In a small, black and white photo taken sometime in 1950’s Australia, my father and his brother sit beaming in their homemade wooden billy carts. 66 years later, this image provokes a strong reaction of nostalgia and memories of a time when children had daily opportunities to access the world of their imaginations free from the noise of technology and electronic devices.
In the photo, my father wears what looks like a soldier’s helmet, but on closer inspection is probably a pudding bowl stolen from his Mother’s kitchen. My Uncle wears an imitation knight’s helmet. Their faces beam as they look into the lens of the camera, and I can almost hear them urging my Grandmother to hurry up and take the picture so they can race! What makes a good photo is the story behind it, and its here, quietly in the background, that I’m taken back in time.
I can see them working together in my Grandfather’s garage, sawing and hammering the pieces of timber to create the cart they’ve worked hours on to design. I can see them racing out of the garage bursting with excitement as they seek out the biggest hill in their neighbourhood and, with hearts beating rapidly, full of anticipation and adrenalin, give a few strong pushes, lift their feet and ‘whoosh!’ they were flying!
Elated and exhausted, I can see them telling breathless stories of their adventures around the family dinner table before bedtime where, feeling like the bravest boys in the world, they’d drift into the deep sleep of children after a long day of play.

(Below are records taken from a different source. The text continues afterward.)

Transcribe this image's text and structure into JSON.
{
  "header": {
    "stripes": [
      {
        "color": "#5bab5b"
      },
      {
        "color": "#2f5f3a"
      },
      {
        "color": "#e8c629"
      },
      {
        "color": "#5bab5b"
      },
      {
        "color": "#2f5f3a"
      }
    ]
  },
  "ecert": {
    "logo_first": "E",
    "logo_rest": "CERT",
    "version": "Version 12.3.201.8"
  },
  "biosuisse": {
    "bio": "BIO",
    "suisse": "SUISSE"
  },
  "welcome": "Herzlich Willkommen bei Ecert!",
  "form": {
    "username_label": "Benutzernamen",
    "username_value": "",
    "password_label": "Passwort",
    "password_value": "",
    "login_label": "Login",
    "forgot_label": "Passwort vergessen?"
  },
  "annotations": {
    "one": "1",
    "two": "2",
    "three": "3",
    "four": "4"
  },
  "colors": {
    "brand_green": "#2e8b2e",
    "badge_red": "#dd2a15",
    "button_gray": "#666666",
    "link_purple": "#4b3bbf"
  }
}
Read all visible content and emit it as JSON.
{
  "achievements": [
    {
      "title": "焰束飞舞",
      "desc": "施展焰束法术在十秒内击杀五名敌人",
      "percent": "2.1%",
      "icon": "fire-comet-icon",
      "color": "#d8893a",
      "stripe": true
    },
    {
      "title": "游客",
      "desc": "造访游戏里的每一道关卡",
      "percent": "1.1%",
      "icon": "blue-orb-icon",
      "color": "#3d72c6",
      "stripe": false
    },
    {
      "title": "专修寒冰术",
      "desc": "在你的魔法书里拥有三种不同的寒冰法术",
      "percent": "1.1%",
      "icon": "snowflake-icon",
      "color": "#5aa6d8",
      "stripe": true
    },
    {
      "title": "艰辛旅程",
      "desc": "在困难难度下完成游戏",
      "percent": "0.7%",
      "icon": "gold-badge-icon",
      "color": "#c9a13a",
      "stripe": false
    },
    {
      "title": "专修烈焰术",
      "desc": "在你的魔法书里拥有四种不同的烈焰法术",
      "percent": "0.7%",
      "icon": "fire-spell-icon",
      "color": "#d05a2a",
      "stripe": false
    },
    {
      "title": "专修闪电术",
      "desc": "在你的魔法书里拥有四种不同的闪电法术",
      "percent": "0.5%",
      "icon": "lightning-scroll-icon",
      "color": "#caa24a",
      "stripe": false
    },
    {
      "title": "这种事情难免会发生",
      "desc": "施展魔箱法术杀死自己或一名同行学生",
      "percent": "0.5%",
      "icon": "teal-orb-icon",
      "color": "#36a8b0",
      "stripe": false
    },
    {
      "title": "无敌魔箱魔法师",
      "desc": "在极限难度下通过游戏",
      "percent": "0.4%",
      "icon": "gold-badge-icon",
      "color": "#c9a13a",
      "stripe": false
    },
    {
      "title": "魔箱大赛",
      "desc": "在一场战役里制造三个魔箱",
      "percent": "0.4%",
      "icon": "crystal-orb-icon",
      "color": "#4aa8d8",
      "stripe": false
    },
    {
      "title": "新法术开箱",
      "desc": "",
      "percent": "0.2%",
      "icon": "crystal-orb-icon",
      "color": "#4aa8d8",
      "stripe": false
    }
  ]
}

Sound idyllic? I may have a case of nostalgia, and my rose coloured glasses set firmly over my eyes, but it begs the question, will our children in 2016 experience the same freedom in play as their grandparents before them?
I recently read an article about an experiment carried out where children between the ages of 12 and 18 voluntarily spent 8 hours alone, with no electronic devices, no means of communication, no television etc. The results, though not surprising, were confronting to say the least.
“Today’s generation of young people are too often entertained by things not of their making, are incapable of finding ways to keep themselves busy, and are completely unfamiliar with the idea of the world of their imagination.” Child psychologist Yekaterina Murashova
We live in a technological age; this is fact. This technology and our access to it has as long a list of pros as it does cons. But where does ‘real life’ get lost in the portrayal of our ‘virtual lives’? My father and his billy cart making was undisturbed by status updates, social validation (the ever present ‘like’ button), or an over enthusiastic parent uploading carefully curated images, enhanced by the perfect filer and hashtag #freeplay. It was just that; FREE PLAY.
I wonder when playing Beethoven via an app to an unborn baby in utero became a replacement for the soothing sound of a Mother’s voice? When did sitting amongst a pile of wooden blocks and building a castle to the sky, get replaced with touching icons on a screen to make the castle rise? Are we faced with such pressure for progress and success, that anxious parents, wanting to do the right thing by their child, worry that play is a waste of time unless it has structure or an obvious educational benefit?
How do we, as parents, strike a balance so that our children have just enough exposure to technology along with the need for solitude, independent play and total freedom in imagination and creativity?
I actually think that the answer is simple. TIME. Time for them to explore the worlds of their minds, and access to simple, natural play materials to help express it. There’s a time and a place for technology, but equally so, there must also be time, more time, dedicated to an unplugged childhood. Children do not require constant entertainment; in fact we do them a great disservice if we scramble to keep them constantly engaged. They have a universe inside them, if only we offer them space from the ‘noise’ of modern life so they can hear it. Listen to it. Explore it.
As adults, perhaps too it is a lesson for us, in our busy and distracted lives, to slow down, switch off and engage more. Little eyes are always watching and learning the behaviours we model.
Little Joey Toy Co was born from a belief that our children have the opportunity to move the human race forward with kindness and compassion. If we teach our children when they’re young to have a rich inner world, provide them the opportunity for imaginative play and to connect with their extended communities, then perhaps we’ll see a generation rise who will lift society; take the headphones out of their ears, look up from their phones and engage with the world around them, bringing with them innovation, energy and a curiosity born from a truly free childhood.